Witnesses say staff grabbed a fire hose off a wall "to use as a tourniquet on one victim’s leg," according to the NY Times. Another witness told the Post he saw one wounded physician and "a lot of blood . He come down the elevator. The security guard helped him. I'm going, 'Oh, my God. Oh, my God.'"
On Friday afternoon, a man wearing a white medical-style lab coat wielded an assault rifle and fired upon staff at the Bronx hospital. The shooter, identified as Henry Bello, a former doctor at the facility, killed a female doctor and wounded six others, "three doctors, two med students and one patient," during his rampage on the 16th and 17th floors.
Bello, 45, was also reportedly carrying jars of gasoline, which he set a nurses' station on fire. He fatally shot himself on the 17th floor.
He allegedly held a grudge against a colleague at the hospital, after he was forced to resign from his position in 2015.
The hospital went into "Code Silver" alert for an active shooter situation. Patients and staff were told to barricade themselves in rooms; a set of parents of a newborn locked themselves in a bathroom with their baby in an incubator.
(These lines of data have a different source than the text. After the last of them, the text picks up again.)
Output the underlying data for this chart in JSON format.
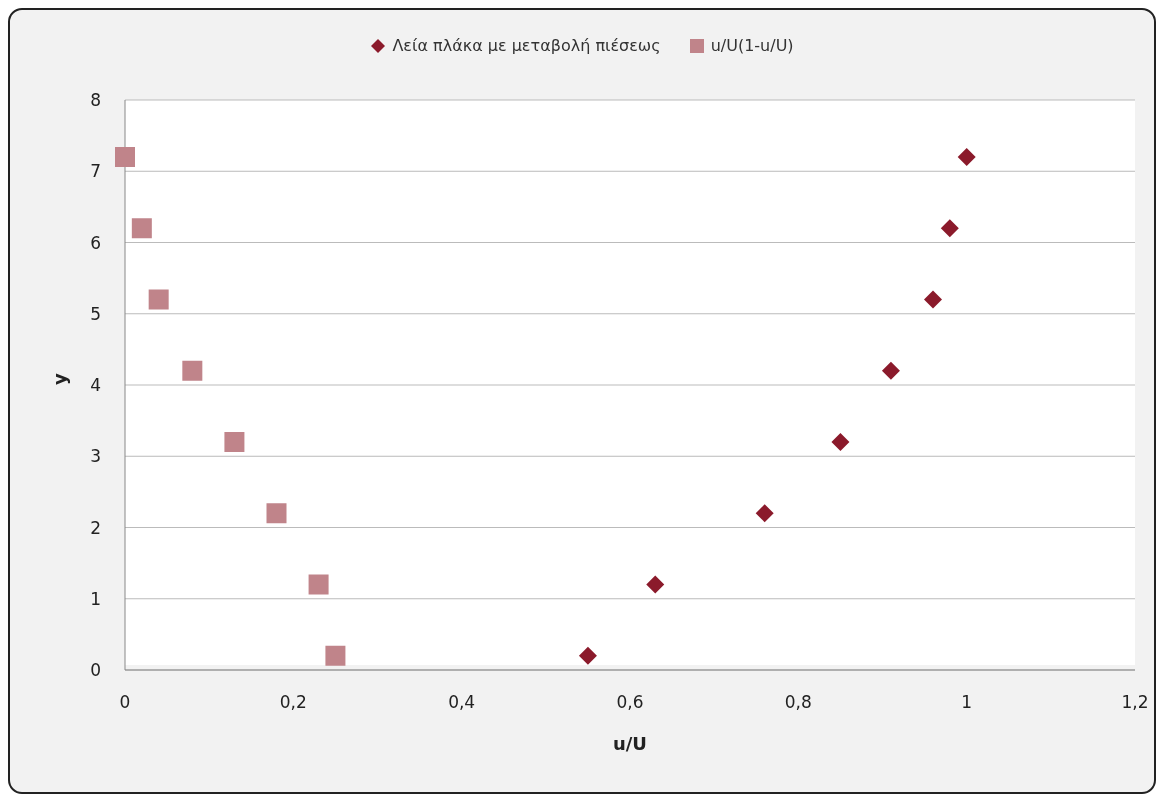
{
  "chart_data": {
    "type": "scatter",
    "xlabel": "u/U",
    "ylabel": "y",
    "series": [
      {
        "name": "Λεία πλάκα με μεταβολή πιέσεως",
        "color": "#8b1a2b",
        "marker": "diamond",
        "x": [
          0.55,
          0.63,
          0.76,
          0.85,
          0.91,
          0.96,
          0.98,
          1.0
        ],
        "values": [
          0.2,
          1.2,
          2.2,
          3.2,
          4.2,
          5.2,
          6.2,
          7.2
        ]
      },
      {
        "name": "u/U(1-u/U)",
        "color": "#c0848a",
        "marker": "square",
        "x": [
          0.25,
          0.23,
          0.18,
          0.13,
          0.08,
          0.04,
          0.02,
          0
        ],
        "values": [
          0.2,
          1.2,
          2.2,
          3.2,
          4.2,
          5.2,
          6.2,
          7.2
        ]
      }
    ],
    "xlim": [
      0,
      1.2
    ],
    "xticks": [
      0,
      {
        "value": 0.2,
        "label": "0,2"
      },
      {
        "value": 0.4,
        "label": "0,4"
      },
      {
        "value": 0.6,
        "label": "0,6"
      },
      {
        "value": 0.8,
        "label": "0,8"
      },
      1,
      {
        "value": 1.2,
        "label": "1,2"
      }
    ],
    "ylim": [
      0,
      8
    ],
    "yticks": [
      0,
      1,
      2,
      3,
      4,
      5,
      6,
      7,
      8
    ],
    "grid": "y",
    "legend": "top"
  }
}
EMTs already in the hospital for another incident saw a wounded doctor, shot in the stomach. One told WABC 7 that they applied pressure and then carried him down the stairs.
Patients were led out of the hospital by responding officers, some still in hospital gowns and without their shoes. One said, "Crazy, I’m supposed to be getting spinal chord surgery right now."
An administrative hospital employee, Evelyn Torres-Ferrara, and her husband spoke to the NY Times about how they "watched doctors rushing to stabilize what a co-worker told her were two victims, one who had been shot in the leg and the other who been struck in the neck."
She said the victims had been quickly taken to the first-floor emergency room.
“It definitely helped that the doctors were right there,” she said.
Her husband, Ian Wittenberg, a pediatrician who has worked at Bronx-Lebanon for 17 years, said there were tough challenges ahead.
“A gunshot wound to the neck, there are so many large blood vessels there,” he said. “No one is safe from that.”
A medical student said that a group of doctors rushed to a wounded person, even during the lockdown, "The people who ran out there were really courageous. It’s a big risk that they took, but they did it."
According to NBC New York, of the injured victims, "The most critically injured was being transferred to Mount Sinai for a specialized surgery. Three were upgraded to stable condition on Saturday. They were shot in the head, abdomen, knee, neck and head."
At a press conference on Friday, Mayor de Blasio said, "Our hearts go out to the family of the doctor who passed away and we’re giving both our hearts and our prayers, standing in solidarity with the families of all of those who were wounded and all of those who are fighting for their lives right now. This was a horrific situation unfolding in the middle of a place that people associate with care and comfort - a situation that came out of nowhere. But even in the midst of this horror, there were many, many acts of heroism."